The football player was gay.
Once he got past what he described as “single-handedly the most terrifying thought in my head, especially growing up with a family full of farmers who weren’t really exposed to that kind of thing yet,” Pertuset realized: “Why was I lying about who I am just to please everybody else?”
The next day he confirmed the rumors and came out to everyone.
After telling my friends and coaches and family, everyone was so accepting and loving that I just felt foolish for ever hiding who I am.
The people at my school quickly realized that, with one of the captains of the football team being gay, it really doesn’t define you. It’s simply a part of who you are. My teammates took it really well and didn’t treat me the slightest bit differently.
If anything, I got more respect because of it.
He went on to be named both Prom King and Homecoming King, made the honor roll, and student body president at North Union High. Even better, Pertuset was one of the first openly gay athletes to get an All-State Honor for football in the state of Ohio.
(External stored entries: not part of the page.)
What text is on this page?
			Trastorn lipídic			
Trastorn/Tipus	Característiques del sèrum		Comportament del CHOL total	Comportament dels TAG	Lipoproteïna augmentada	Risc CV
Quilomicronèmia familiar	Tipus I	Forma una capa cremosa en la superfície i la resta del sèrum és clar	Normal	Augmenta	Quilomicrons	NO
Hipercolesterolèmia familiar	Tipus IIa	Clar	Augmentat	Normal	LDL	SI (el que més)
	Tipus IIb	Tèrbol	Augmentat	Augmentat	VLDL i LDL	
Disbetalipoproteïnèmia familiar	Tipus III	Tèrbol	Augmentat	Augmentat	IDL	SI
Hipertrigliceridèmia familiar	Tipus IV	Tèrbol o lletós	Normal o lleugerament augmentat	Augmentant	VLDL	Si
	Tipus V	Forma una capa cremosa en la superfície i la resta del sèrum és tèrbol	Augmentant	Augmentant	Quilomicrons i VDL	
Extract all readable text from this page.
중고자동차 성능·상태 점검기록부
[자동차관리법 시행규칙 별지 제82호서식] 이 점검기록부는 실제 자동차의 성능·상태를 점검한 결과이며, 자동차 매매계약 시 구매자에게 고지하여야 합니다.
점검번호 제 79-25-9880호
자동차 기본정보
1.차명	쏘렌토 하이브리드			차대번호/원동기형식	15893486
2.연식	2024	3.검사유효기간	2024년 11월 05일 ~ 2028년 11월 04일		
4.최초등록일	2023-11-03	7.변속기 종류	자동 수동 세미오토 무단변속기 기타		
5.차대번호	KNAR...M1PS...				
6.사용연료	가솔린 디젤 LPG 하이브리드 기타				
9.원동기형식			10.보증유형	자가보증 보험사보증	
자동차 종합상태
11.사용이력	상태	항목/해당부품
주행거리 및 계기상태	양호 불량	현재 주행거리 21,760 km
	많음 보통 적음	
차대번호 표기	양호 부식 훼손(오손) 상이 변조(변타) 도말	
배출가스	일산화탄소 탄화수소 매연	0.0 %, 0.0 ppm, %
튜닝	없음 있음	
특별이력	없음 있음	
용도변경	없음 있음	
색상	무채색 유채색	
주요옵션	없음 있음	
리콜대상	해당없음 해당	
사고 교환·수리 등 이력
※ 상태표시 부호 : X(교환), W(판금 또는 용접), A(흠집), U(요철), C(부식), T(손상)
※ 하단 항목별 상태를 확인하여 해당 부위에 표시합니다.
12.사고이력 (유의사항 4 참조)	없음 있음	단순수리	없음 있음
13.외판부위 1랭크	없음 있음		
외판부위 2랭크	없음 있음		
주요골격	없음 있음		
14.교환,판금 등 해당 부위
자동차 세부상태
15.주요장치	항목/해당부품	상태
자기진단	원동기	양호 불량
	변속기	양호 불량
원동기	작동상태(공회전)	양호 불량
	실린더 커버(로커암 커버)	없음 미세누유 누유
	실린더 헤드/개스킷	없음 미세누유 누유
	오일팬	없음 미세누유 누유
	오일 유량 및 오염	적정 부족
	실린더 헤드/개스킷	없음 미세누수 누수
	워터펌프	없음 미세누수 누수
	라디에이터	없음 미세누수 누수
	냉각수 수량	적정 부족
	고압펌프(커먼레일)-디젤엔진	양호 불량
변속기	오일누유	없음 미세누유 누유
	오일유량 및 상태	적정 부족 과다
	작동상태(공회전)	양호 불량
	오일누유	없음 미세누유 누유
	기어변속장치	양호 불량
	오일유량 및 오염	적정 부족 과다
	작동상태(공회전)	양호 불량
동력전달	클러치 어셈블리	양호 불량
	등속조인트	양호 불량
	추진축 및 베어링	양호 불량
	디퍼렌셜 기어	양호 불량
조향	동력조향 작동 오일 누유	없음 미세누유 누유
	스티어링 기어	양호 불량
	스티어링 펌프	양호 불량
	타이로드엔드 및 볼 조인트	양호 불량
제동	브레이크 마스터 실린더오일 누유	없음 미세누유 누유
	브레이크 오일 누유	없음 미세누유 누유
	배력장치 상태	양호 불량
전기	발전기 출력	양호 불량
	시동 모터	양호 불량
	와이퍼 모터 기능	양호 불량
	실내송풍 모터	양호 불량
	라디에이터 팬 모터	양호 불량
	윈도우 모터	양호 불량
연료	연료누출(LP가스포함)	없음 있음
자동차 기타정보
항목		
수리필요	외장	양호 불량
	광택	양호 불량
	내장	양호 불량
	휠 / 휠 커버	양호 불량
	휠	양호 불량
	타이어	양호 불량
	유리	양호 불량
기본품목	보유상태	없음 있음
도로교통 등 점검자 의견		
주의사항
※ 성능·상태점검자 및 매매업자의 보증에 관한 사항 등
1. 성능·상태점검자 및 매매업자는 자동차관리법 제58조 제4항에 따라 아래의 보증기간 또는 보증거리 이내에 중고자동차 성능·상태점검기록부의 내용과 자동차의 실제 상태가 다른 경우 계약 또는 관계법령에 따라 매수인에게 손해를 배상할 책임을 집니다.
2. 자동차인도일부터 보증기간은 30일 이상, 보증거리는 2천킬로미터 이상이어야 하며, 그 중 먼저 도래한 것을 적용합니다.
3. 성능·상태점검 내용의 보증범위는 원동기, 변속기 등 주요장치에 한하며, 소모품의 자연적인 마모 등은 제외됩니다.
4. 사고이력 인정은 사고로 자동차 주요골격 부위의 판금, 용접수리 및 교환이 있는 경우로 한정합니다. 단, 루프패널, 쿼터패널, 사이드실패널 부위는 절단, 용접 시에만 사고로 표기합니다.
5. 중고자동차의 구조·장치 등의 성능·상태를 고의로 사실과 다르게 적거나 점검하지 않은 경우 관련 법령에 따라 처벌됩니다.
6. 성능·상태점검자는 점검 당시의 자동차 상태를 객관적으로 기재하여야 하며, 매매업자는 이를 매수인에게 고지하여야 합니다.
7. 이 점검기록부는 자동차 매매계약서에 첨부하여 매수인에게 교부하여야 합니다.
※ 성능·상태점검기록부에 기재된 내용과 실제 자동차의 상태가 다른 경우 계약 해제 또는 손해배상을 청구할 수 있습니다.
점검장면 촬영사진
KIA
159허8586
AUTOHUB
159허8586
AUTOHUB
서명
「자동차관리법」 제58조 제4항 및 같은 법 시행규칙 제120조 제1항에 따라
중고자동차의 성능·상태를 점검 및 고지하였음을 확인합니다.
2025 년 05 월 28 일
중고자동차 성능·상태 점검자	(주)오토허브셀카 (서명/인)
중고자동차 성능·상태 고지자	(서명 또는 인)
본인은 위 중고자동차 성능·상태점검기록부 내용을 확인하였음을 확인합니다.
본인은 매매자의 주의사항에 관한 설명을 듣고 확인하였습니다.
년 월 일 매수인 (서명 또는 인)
He was named to the first team All-Conference, First Team All-District and Special Mention All-Ohio in his senior year.
The college freshman found the same acceptance at Capital University in Columbus, although he had feared he’d need to “go straight back into the closet.”
Everyone was so accepting. They treated me like family. I’m so thankful for my teammates at Capital because just by creating that family-type bond, I am able to excel on and off the field during my college career.
Pertuset’s dream for next year is to be one of the first out football players in the NCAA to score a touchdown and receive an All-Conference honor. And he closed his amazing story with advice for other athletes struggling to conceal their sexual orientation.
If you are in the closet and also an athlete and you’re reading this, I want you to know that coming out is not as scary as you make it out to be. It is the most relieving experience you’ll ever come to term with.
You finally get to be yourself and show people that the LGBT community knows how to play ball too.